Questione islamica

La nuova sfida della deradicalizzazione – Intervista a Valentina Bartolucci

18 Novembre 2015

Secondo i nostri schemi logici e valoriali, il fenomeno dei foreign fighters risulta quasi inspiegabile. Cittadini comunitari, in alcuni casi anche provenienti da classi medie o da contesti sociali piuttosto agiati, che si arruolano nelle file delle organizzazioni terroristiche – e vengono addestrati non solo per combattere in Siria o in Iraq, ma anche per compiere attentati in patria. Come individuarli e fermarli? La questione interessa, in primo luogo, le intelligence del mondo occidentale.

Ma si tratta di una questione puramente strategica, di cui devono occuparsi esclusivamente i servizi di contro terrorismo? Oppure, dopo l’orrore a cui abbiamo assistito a Parigi, è la stessa società civile europea a doversi confrontare con la possibilità della radicalizzazione islamista dei suoi membri?

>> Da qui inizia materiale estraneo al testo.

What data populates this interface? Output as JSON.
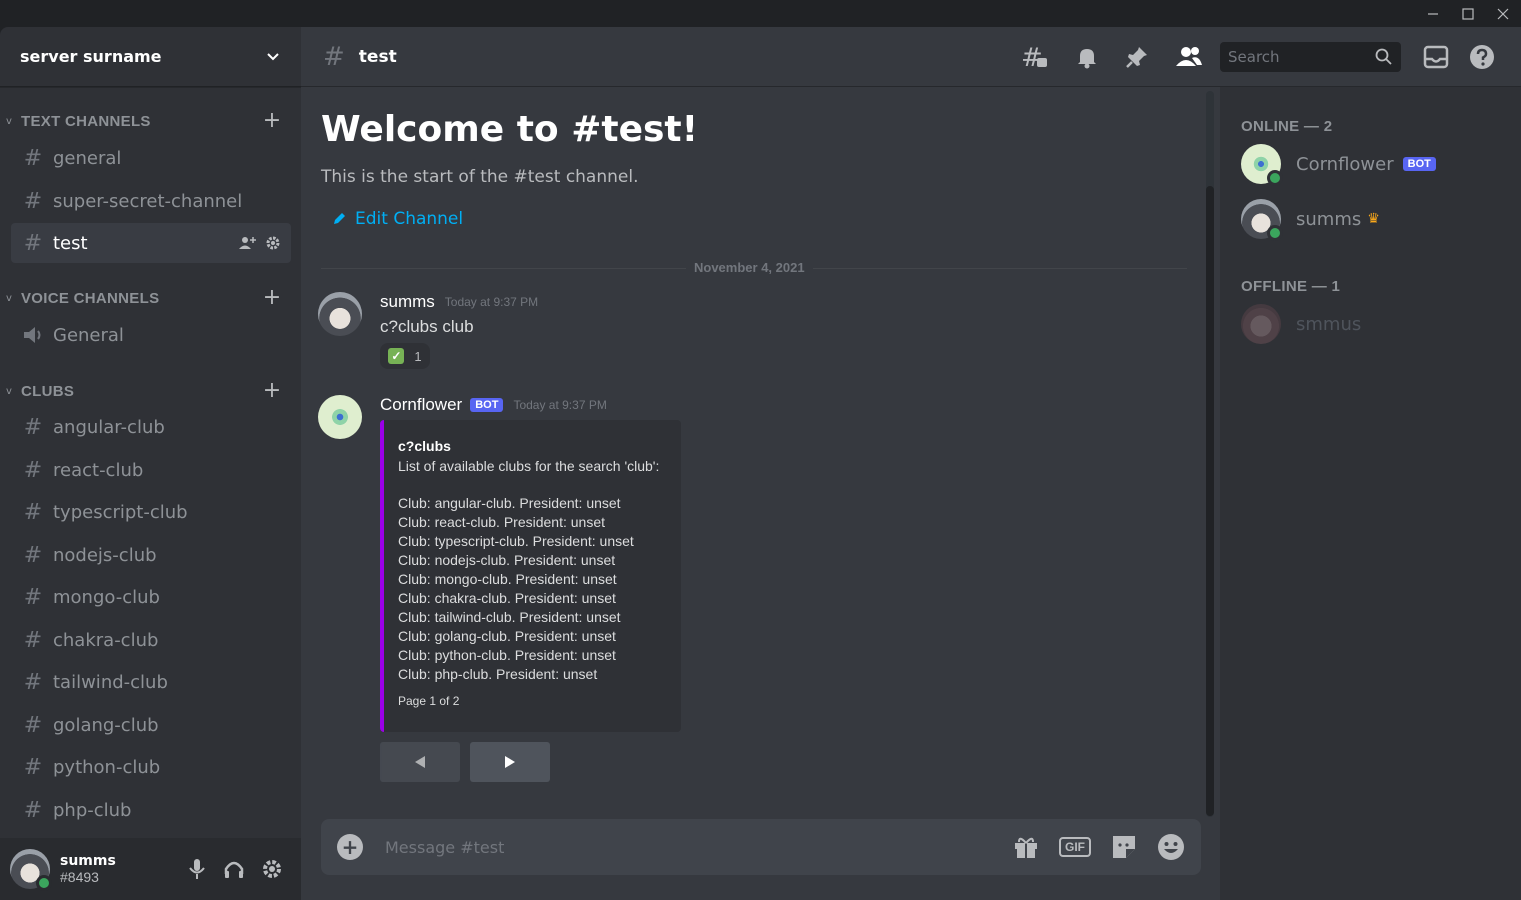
{
  "window": {
    "controls": [
      "minimize",
      "maximize",
      "close"
    ]
  },
  "server": {
    "name": "server surname"
  },
  "categories": {
    "text": {
      "label": "TEXT CHANNELS"
    },
    "voice": {
      "label": "VOICE CHANNELS"
    },
    "clubs": {
      "label": "CLUBS"
    }
  },
  "text_channels": [
    {
      "name": "general"
    },
    {
      "name": "super-secret-channel"
    },
    {
      "name": "test"
    }
  ],
  "voice_channels": [
    {
      "name": "General"
    }
  ],
  "club_channels": [
    {
      "name": "angular-club"
    },
    {
      "name": "react-club"
    },
    {
      "name": "typescript-club"
    },
    {
      "name": "nodejs-club"
    },
    {
      "name": "mongo-club"
    },
    {
      "name": "chakra-club"
    },
    {
      "name": "tailwind-club"
    },
    {
      "name": "golang-club"
    },
    {
      "name": "python-club"
    },
    {
      "name": "php-club"
    }
  ],
  "user": {
    "name": "summs",
    "tag": "#8493"
  },
  "header": {
    "channel": "test",
    "search_placeholder": "Search"
  },
  "welcome": {
    "title": "Welcome to #test!",
    "subtitle": "This is the start of the #test channel.",
    "edit_label": "Edit Channel"
  },
  "date_divider": "November 4, 2021",
  "messages": [
    {
      "author": "summs",
      "time": "Today at 9:37 PM",
      "text": "c?clubs club",
      "reaction_count": "1"
    },
    {
      "author": "Cornflower",
      "bot_tag": "BOT",
      "time": "Today at 9:37 PM",
      "embed": {
        "title": "c?clubs",
        "description": "List of available clubs for the search 'club':",
        "lines": [
          "Club: angular-club. President: unset",
          "Club: react-club. President: unset",
          "Club: typescript-club. President: unset",
          "Club: nodejs-club. President: unset",
          "Club: mongo-club. President: unset",
          "Club: chakra-club. President: unset",
          "Club: tailwind-club. President: unset",
          "Club: golang-club. President: unset",
          "Club: python-club. President: unset",
          "Club: php-club. President: unset"
        ],
        "footer": "Page 1 of 2",
        "accent": "#9b00e8"
      }
    }
  ],
  "composer": {
    "placeholder": "Message #test",
    "gif_label": "GIF"
  },
  "member_groups": {
    "online": "ONLINE — 2",
    "offline": "OFFLINE — 1"
  },
  "members": [
    {
      "name": "Cornflower",
      "bot_tag": "BOT",
      "status": "online"
    },
    {
      "name": "summs",
      "status": "online",
      "owner": true
    },
    {
      "name": "smmus",
      "status": "offline"
    }
  ],
  "colors": {
    "accent_link": "#00aff4",
    "bot_tag": "#5865f2",
    "online": "#3ba55d",
    "embed_accent": "#9b00e8"
  }
}
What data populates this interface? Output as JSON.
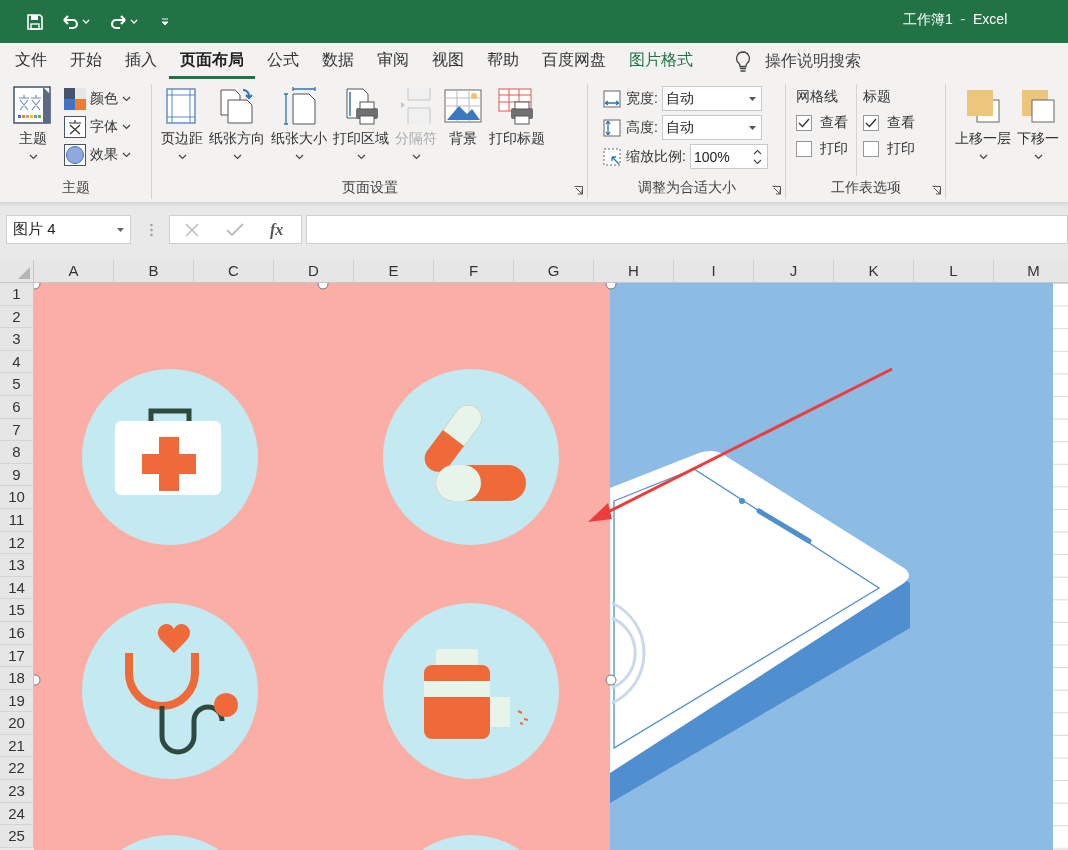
{
  "title_bar": {
    "title": "工作簿1  -  Excel"
  },
  "tabs": [
    {
      "label": "文件",
      "selected": false,
      "kind": "normal"
    },
    {
      "label": "开始",
      "selected": false,
      "kind": "normal"
    },
    {
      "label": "插入",
      "selected": false,
      "kind": "normal"
    },
    {
      "label": "页面布局",
      "selected": true,
      "kind": "normal"
    },
    {
      "label": "公式",
      "selected": false,
      "kind": "normal"
    },
    {
      "label": "数据",
      "selected": false,
      "kind": "normal"
    },
    {
      "label": "审阅",
      "selected": false,
      "kind": "normal"
    },
    {
      "label": "视图",
      "selected": false,
      "kind": "normal"
    },
    {
      "label": "帮助",
      "selected": false,
      "kind": "normal"
    },
    {
      "label": "百度网盘",
      "selected": false,
      "kind": "normal"
    },
    {
      "label": "图片格式",
      "selected": false,
      "kind": "contextual"
    }
  ],
  "tell_me": {
    "placeholder": "操作说明搜索"
  },
  "groups": [
    {
      "kind": "themes",
      "label": "主题",
      "big": {
        "label": "主题"
      },
      "small": [
        {
          "label": "颜色",
          "kind": "colors"
        },
        {
          "label": "字体",
          "kind": "fonts"
        },
        {
          "label": "效果",
          "kind": "effects"
        }
      ]
    },
    {
      "kind": "buttons",
      "label": "页面设置",
      "launcher": true,
      "buttons": [
        {
          "label": "页边距",
          "kind": "margins",
          "caret": true,
          "disabled": false
        },
        {
          "label": "纸张方向",
          "kind": "orientation",
          "caret": true,
          "disabled": false
        },
        {
          "label": "纸张大小",
          "kind": "size",
          "caret": true,
          "disabled": false
        },
        {
          "label": "打印区域",
          "kind": "print-area",
          "caret": true,
          "disabled": false
        },
        {
          "label": "分隔符",
          "kind": "breaks",
          "caret": true,
          "disabled": true
        },
        {
          "label": "背景",
          "kind": "background",
          "disabled": false
        },
        {
          "label": "打印标题",
          "kind": "print-titles",
          "disabled": false
        }
      ]
    },
    {
      "kind": "scale",
      "label": "调整为合适大小",
      "launcher": true,
      "fields": [
        {
          "label": "宽度:",
          "value": "自动",
          "kind": "dropdown"
        },
        {
          "label": "高度:",
          "value": "自动",
          "kind": "dropdown"
        },
        {
          "label": "缩放比例:",
          "value": "100%",
          "kind": "spinner"
        }
      ]
    },
    {
      "kind": "options",
      "label": "工作表选项",
      "launcher": true,
      "columns": [
        {
          "heading": "网格线",
          "options": [
            {
              "label": "查看",
              "checked": true
            },
            {
              "label": "打印",
              "checked": false
            }
          ]
        },
        {
          "heading": "标题",
          "options": [
            {
              "label": "查看",
              "checked": true
            },
            {
              "label": "打印",
              "checked": false
            }
          ]
        }
      ]
    },
    {
      "kind": "buttons",
      "buttons": [
        {
          "label": "上移一层",
          "kind": "bring-forward",
          "caret": true,
          "disabled": false
        },
        {
          "label": "下移一",
          "kind": "send-backward",
          "caret": true,
          "disabled": false
        }
      ]
    }
  ],
  "formula_bar": {
    "name_box": "图片 4",
    "function_label": "fx"
  },
  "columns": [
    "A",
    "B",
    "C",
    "D",
    "E",
    "F",
    "G",
    "H",
    "I",
    "J",
    "K",
    "L",
    "M"
  ],
  "rows": [
    "1",
    "2",
    "3",
    "4",
    "5",
    "6",
    "7",
    "8",
    "9",
    "10",
    "11",
    "12",
    "13",
    "14",
    "15",
    "16",
    "17",
    "18",
    "19",
    "20",
    "21",
    "22",
    "23",
    "24",
    "25"
  ]
}
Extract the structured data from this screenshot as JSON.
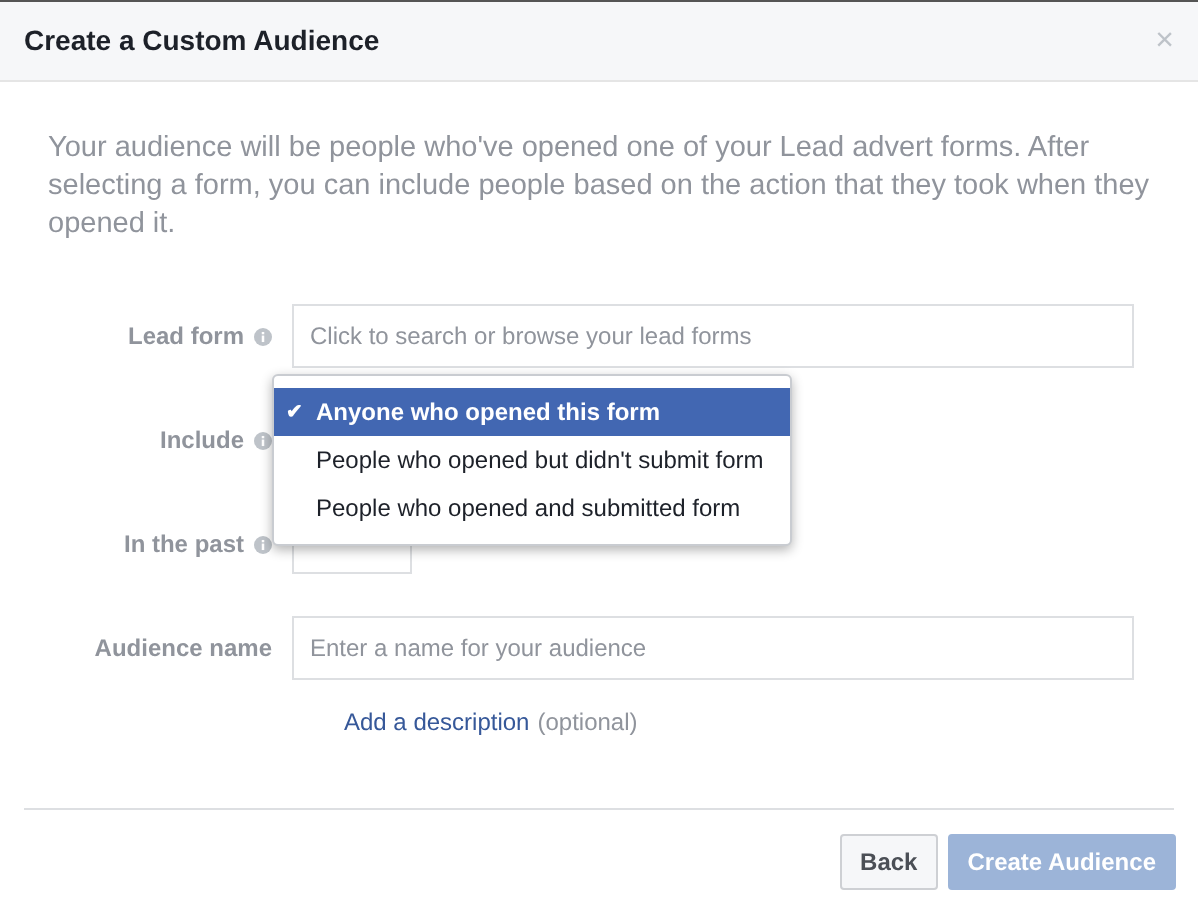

Secondo l’opinione di Valentina Bartolucci – docente di Sociologia del Conflitto e della Pace all’Università di Pisa ed esperta di terrorismo e contro-terrorismo – occorre agire a partire dai punti nevralgici delle nostre società, in particolare scuole e carceri, per stroncare sul nascere i fenomeni di radicalizzazione.

Lei si è occupata specialmente del reclutamento di donne e adolescenti da parte delle organizzazioni terroristiche. Come avviene, in prima istanza, questo reclutamento?

Il primo contatto avviene, nella gran parte dei casi, a livello personale: conoscenti, magari anche amici stretti o fidanzati. Poi, come è noto, le organizzazioni islamiste sono molto presenti sul web, sia aperto che sommerso. Fatima, la ragazza napoletana convertitasi al jihad, è stata adescata su Skype. Il reclutamento non avviene nelle moschee, come afferma una certa propaganda politica. I reclutatori online sono molto preparati: inviano libri e altro materiale. Lavorano per mesi gli aspiranti militanti, che generalmente sono molto giovani, anche sotto i vent’anni. Non è da sottovalutare, in questi casi, il ruolo che gioca la voglia di avventure e il sogno di una vita romantica.

 La radicalizzazione in Europa è un fenomeno che interessa preminentemente le seconde e terze generazioni di immigrati. Può esistere un modello di integrazione di successo, che impedisca alle organizzazioni terroristiche di trovare un terreno fertile?

Da parte delle seconde o terze generazioni vi è un netto rifiuto dei valori occidentali e un desiderio di riavvicinarsi alle proprie radici; l’Occidente è visto esclusivamente come idolatra del denaro o dei beni materiali.

Il modello di integrazione inglese rischia di condurre a una ghettizzazione delle varie comunità. Ma anche il modello assimilativo francese ha i suoi limiti. La marginalizzazione delle banlieues è uno dei fattori che contribuiscono alla nascita dell’estremismo.

Sicuramente la soluzione è andare verso una maggiore apertura, non solo politica, ma anche di mentalità. Un primo punto da cui bisogna partire è la scuola, l’educazione. In Francia, in alcuni quartieri a maggioranza araba, esistono solo scuole di serie B.

Uno dei luoghi dove la radicalizzazione avviene in prima istanza sono le carceri. Ma come si fa a convincere le opinioni pubbliche che serve un intervento di integrazione (e quindi uno sforzo collettivo, sia sociale che finanziario), a partire dai luoghi più sensibili, come carceri e scuole?

È vero, i carcerati, anche arrestati per crimini di minore entità possono radicalizzarsi all’interno della prigione. L’intervento è difficile, specialmente in un contesto come quello italiano. Ma qualcosa va fatto.  Interventi del genere non saranno mai popolari, l’opinione pubblica va sensibilizzata. E uno sforzo significativo può partire anche dalla società civile.